Pourquoi de tels investissements sont-ils nécessaires? « Ça revient encore à la capacité de répondre au marché, dit M. Désilets. Notre ancienne architecture datait de dix ou douze ans. À cette époque, Internet faisait ses débuts. L’information publique n’était pas disponible partout, et on ne parlait pas de réseaux sociaux. On faisait donc les transactions le jour, et on mettait tout à jour le soir. Ce n’est plus cela aujourd’hui. Tout est devenu plus instantané. »

Le principal défi d’Intact dans l’implantation de sa Data Vault aura été de le connecter à son ancien système. « À un certain moment, nous avons eu des difficultés avec la Data Vault, mais c’est que nous avions fait l’erreur de vouloir régler nos problèmes comme avant. Nous nous sommes rapidement rendu compte que c’est seulement parce que nous ne savions pas encore comment nous y prendre. La rapidité avec laquelle nous avons pu régler les difficultés prouve l’efficacité de notre Data Vault », dit M. Désilets.

M. Désilets insiste pour dire qu’Intact ressort gagnante de cette stratégie et en tirera d’importants profits. « Pour effectuer ce genre d’implantation, le cadre, l’équipe et l’organisation autour du projet sont très importants. Oui, ce sont des changements qui vont apporter beaucoup de profits, mais il faut savoir comment faire ce changement. C’est pourquoi on a fait affaire avec un cabinet-conseil en intelligence d’affaires pour avancer dans cette voie », dit-il.

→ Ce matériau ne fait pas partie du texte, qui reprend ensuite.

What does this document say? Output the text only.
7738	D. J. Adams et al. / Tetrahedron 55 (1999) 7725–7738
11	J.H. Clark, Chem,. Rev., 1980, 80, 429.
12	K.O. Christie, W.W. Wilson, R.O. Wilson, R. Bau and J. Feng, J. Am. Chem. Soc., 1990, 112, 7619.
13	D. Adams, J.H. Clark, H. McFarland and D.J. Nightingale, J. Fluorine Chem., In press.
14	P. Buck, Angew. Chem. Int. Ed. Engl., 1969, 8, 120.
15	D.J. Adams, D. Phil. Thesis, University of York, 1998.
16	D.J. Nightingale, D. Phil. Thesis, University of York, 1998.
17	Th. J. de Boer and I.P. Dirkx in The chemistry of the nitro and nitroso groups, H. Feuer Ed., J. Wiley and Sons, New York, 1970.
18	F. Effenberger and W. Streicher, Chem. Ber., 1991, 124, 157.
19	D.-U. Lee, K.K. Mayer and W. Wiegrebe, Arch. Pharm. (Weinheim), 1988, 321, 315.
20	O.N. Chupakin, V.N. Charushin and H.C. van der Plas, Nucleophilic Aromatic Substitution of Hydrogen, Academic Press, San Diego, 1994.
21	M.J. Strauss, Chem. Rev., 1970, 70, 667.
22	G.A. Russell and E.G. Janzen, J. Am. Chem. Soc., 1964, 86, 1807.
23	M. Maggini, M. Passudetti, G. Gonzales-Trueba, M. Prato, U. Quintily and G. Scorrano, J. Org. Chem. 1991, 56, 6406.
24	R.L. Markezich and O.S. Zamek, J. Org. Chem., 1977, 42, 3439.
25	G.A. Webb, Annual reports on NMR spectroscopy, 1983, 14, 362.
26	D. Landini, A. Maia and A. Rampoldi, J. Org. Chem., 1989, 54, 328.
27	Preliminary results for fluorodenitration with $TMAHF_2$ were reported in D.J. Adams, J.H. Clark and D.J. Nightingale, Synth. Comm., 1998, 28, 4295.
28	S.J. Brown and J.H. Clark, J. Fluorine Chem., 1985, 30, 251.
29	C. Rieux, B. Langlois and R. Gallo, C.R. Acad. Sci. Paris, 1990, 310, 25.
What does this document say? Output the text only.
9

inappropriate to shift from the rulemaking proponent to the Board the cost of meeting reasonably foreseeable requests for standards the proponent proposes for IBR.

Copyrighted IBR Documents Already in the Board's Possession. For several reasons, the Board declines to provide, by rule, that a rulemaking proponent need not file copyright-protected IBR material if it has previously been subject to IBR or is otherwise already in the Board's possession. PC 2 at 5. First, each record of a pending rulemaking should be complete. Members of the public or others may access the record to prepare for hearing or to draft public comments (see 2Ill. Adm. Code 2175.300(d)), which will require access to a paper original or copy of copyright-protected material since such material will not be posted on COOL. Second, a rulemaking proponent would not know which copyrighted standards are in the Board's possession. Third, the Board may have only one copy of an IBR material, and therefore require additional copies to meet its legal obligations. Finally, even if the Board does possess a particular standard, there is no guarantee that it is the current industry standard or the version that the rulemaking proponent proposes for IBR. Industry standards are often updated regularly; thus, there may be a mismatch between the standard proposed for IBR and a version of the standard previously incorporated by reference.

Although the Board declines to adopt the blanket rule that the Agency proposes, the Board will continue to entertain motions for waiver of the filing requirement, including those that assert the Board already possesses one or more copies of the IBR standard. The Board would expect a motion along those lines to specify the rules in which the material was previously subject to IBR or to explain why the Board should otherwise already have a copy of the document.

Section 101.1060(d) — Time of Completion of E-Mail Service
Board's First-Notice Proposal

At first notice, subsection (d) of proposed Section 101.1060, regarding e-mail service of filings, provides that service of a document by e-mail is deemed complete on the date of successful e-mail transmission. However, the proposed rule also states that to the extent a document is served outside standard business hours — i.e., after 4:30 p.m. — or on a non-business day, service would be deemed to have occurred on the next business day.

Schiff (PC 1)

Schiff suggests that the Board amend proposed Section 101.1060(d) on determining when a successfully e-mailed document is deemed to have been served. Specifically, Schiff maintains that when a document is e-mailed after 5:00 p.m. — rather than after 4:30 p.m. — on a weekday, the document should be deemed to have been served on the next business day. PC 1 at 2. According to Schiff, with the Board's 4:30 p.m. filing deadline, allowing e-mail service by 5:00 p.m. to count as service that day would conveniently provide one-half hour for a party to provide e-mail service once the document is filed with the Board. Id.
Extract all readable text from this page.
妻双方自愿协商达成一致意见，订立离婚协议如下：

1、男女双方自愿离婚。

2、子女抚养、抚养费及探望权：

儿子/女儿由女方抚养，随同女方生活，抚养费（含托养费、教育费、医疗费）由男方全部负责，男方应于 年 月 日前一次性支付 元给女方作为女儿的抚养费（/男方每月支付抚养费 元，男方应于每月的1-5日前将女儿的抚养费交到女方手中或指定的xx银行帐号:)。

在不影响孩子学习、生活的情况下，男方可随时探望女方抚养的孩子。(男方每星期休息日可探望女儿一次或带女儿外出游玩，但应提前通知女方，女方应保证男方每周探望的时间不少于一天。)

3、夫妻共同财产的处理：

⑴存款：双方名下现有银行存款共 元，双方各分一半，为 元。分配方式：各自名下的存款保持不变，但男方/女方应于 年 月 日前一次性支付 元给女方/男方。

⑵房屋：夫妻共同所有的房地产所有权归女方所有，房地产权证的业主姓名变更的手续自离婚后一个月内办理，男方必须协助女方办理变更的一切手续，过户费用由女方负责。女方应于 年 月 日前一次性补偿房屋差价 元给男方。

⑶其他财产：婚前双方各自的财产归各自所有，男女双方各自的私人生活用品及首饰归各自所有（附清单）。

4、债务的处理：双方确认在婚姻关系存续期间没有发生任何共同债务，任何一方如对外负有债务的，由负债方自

Intact poursuit l’implantation de sa Data Vault. « Ce sera toujours un travail sans fin. On arrive avec quelque chose de plus générique, qui n’est plus spécifique à Intact. Ça nous donne une flexibilité que nous n’avions pas avant, car nous sommes justement moins spécifiques », dit-il.

Autre avantage de la Data Vault : répondre immédiatement aux aléas du marché (time to market). « On a la capacité de livrer plus rapidement. À terme, on sera capable de livrer un rapport de performance aux courtiers. On n’en est pas encore là. Il faut se doter d’une architecture plus agile pour le faire. Les courtiers devraient donc en bénéficier. On est en plein déploiement », rappelle-t-il.

L’expérience de TD

Sylvie Makhzoum, vice-présidente associée, planification analytique chez TD Assurance, a à son tour relaté comment son entreprise a implanté un nouveau modèle de TI. Spécialiste des statistiques, elle a construit avec son équipe un modèle prédictif capable de relier les données de milliers de sondages effectués auprès de leur clientèle, aux informations de leur système de données. « Cette intégration permet non seulement de déceler nos lacunes en tant qu’entreprise, mais aussi de prévoir l’effet de changements sur la satisfaction du client », dit-elle.

Mme Makhzoum dit que TD Assurance est maintenant capable de gérer mensuellement l’amélioration de l’appréciation de la clientèle. Elle n’a toutefois pas détaillé les méthodes employées par ses statisticiens. « Ils arrivent toujours avec plusieurs solutions », a-t-elle dit.

La technologie va jusqu’à prédire les revenus engendrés par les modifications. « Nous ne sommes pas rendus aux prises de décisions en temps réel dont tout le monde rêve, mais ce modèle influence déjà la tarification. »

Elle se dit certaine que son modèle donne un avantage à TD par rapport à ses compétiteurs. Le modèle prédictif a pris quatre mois à bâtir et trois mois ont été nécessaires pour l’implanter. Mme Makhzoum dit viser des prédictions avec un taux de réussite de 70 %.